如何解决此乘法算法的递归关系

Question

How to I establish a big-O upper bound for the number of times the function calls itself, as a function of b for the following:

  function multiply(a,b)
     if b = 0 then return 0
     else if b is even then
       t := multiply(a, b/2);
       return t+t;
     else if b is odd then
       t := multiply(a, b-1);
       return a+t;

this is a function to multiply two integer numbers. I'm confused on how to handle the if else conditions for the recurrence relation. I was thinking that the answer is T(n) = T(n/2) + T(n-1). Is that correct?

Answer 1

 function multiply(a,b)
     if b = 0 then return 0
     else if b is even then
       t := multiply(a, b/2);
       return t+t;
     else if b is odd then
       t := multiply(a, b-1);
       return a+t;

Therefore:

F(0) = 0
If Even: F(N) = F(N/2) + 1 
If Odd-Even: F(N) = F(N-1) + 1 = F((N-1)/2) + 2 <-next number is definitely even

Solving the odd-even-odd-even case(the worst scenario):

F(N) = F((N-1)/2) + 2 = O(LogN)

Another way to think of the problems is that we know the odd-even-odd-even case has at most twice the depth of even-even-even-even case. The even only case has LogN depth, thus odd-even-odd-even case has at most 2*LogN depth.

Answer 2

Appreciate the following two points:

• Calling multiply with an odd input will trigger a call to the same input minus one, which is an even number.

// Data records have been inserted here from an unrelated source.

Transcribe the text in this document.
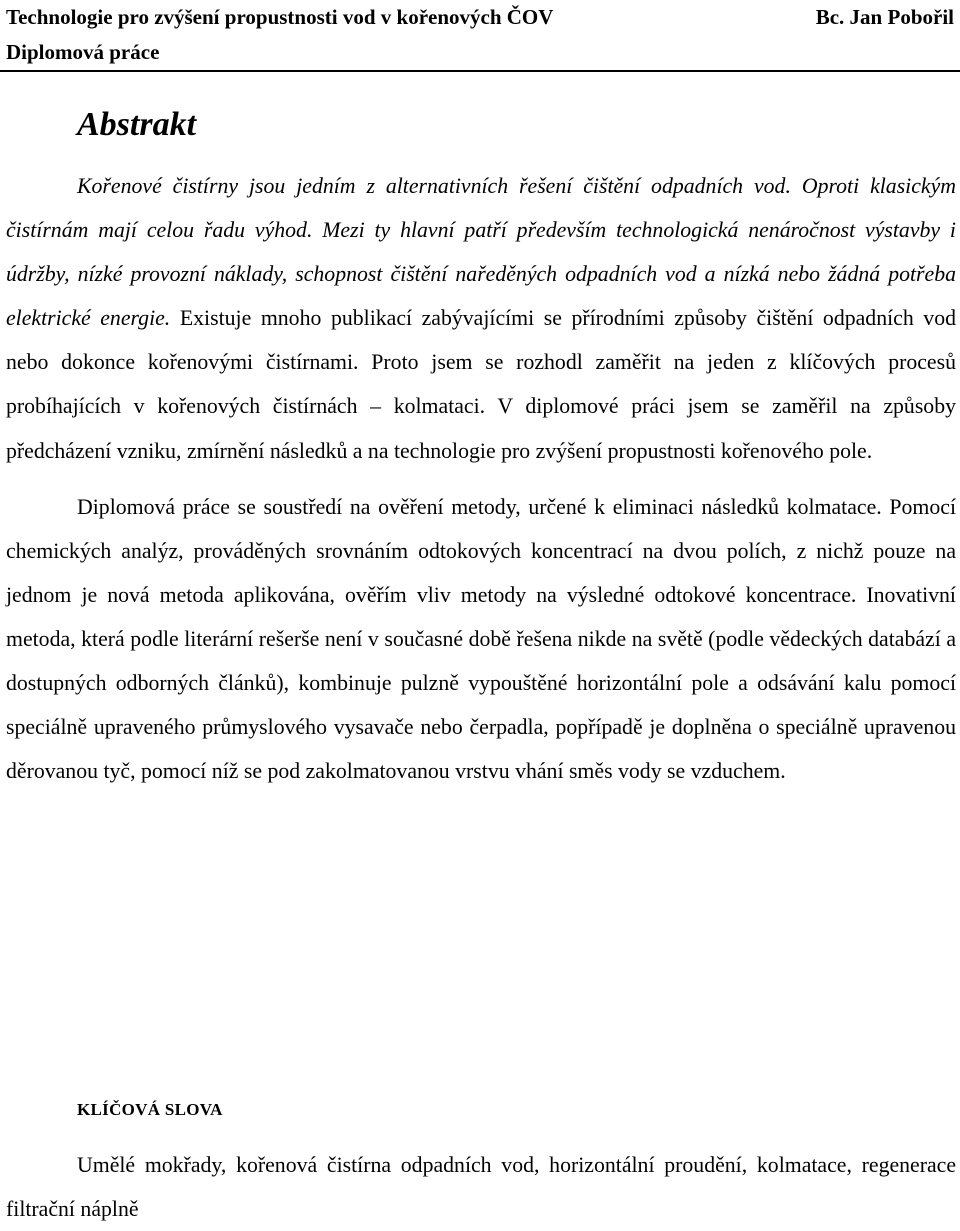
Technologie pro zvýšení propustnosti vod v kořenových ČOV
Diplomová práce
Bc. Jan Pobořil
Abstrakt

Kořenové čistírny jsou jedním z alternativních řešení čištění odpadních vod. Oproti klasickým čistírnám mají celou řadu výhod. Mezi ty hlavní patří především technologická nenáročnost výstavby i údržby, nízké provozní náklady, schopnost čištění naředěných odpadních vod a nízká nebo žádná potřeba elektrické energie. Existuje mnoho publikací zabývajícími se přírodními způsoby čištění odpadních vod nebo dokonce kořenovými čistírnami. Proto jsem se rozhodl zaměřit na jeden z klíčových procesů probíhajících v kořenových čistírnách – kolmataci. V diplomové práci jsem se zaměřil na způsoby předcházení vzniku, zmírnění následků a na technologie pro zvýšení propustnosti kořenového pole.

Diplomová práce se soustředí na ověření metody, určené k eliminaci následků kolmatace. Pomocí chemických analýz, prováděných srovnáním odtokových koncentrací na dvou polích, z nichž pouze na jednom je nová metoda aplikována, ověřím vliv metody na výsledné odtokové koncentrace. Inovativní metoda, která podle literární rešerše není v současné době řešena nikde na světě (podle vědeckých databází a dostupných odborných článků), kombinuje pulzně vypouštěné horizontální pole a odsávání kalu pomocí speciálně upraveného průmyslového vysavače nebo čerpadla, popřípadě je doplněna o speciálně upravenou děrovanou tyč, pomocí níž se pod zakolmatovanou vrstvu vhání směs vody se vzduchem.

KLÍČOVÁ SLOVA

Umělé mokřady, kořenová čistírna odpadních vod, horizontální proudění, kolmatace, regenerace filtrační náplně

This will take one additional call to reach an even number.
• Calling multiply with an even input will trigger another call with the input halved. The resulting number will either be even, or odd, qv the above point.

In the worst case scenario, starting with an even input, it would take two calls to halve the input being passed to multiply . This behavior is consistent with 2*O(lgN) running time (where lg is the log base 2). This is the same as just O(lgN) .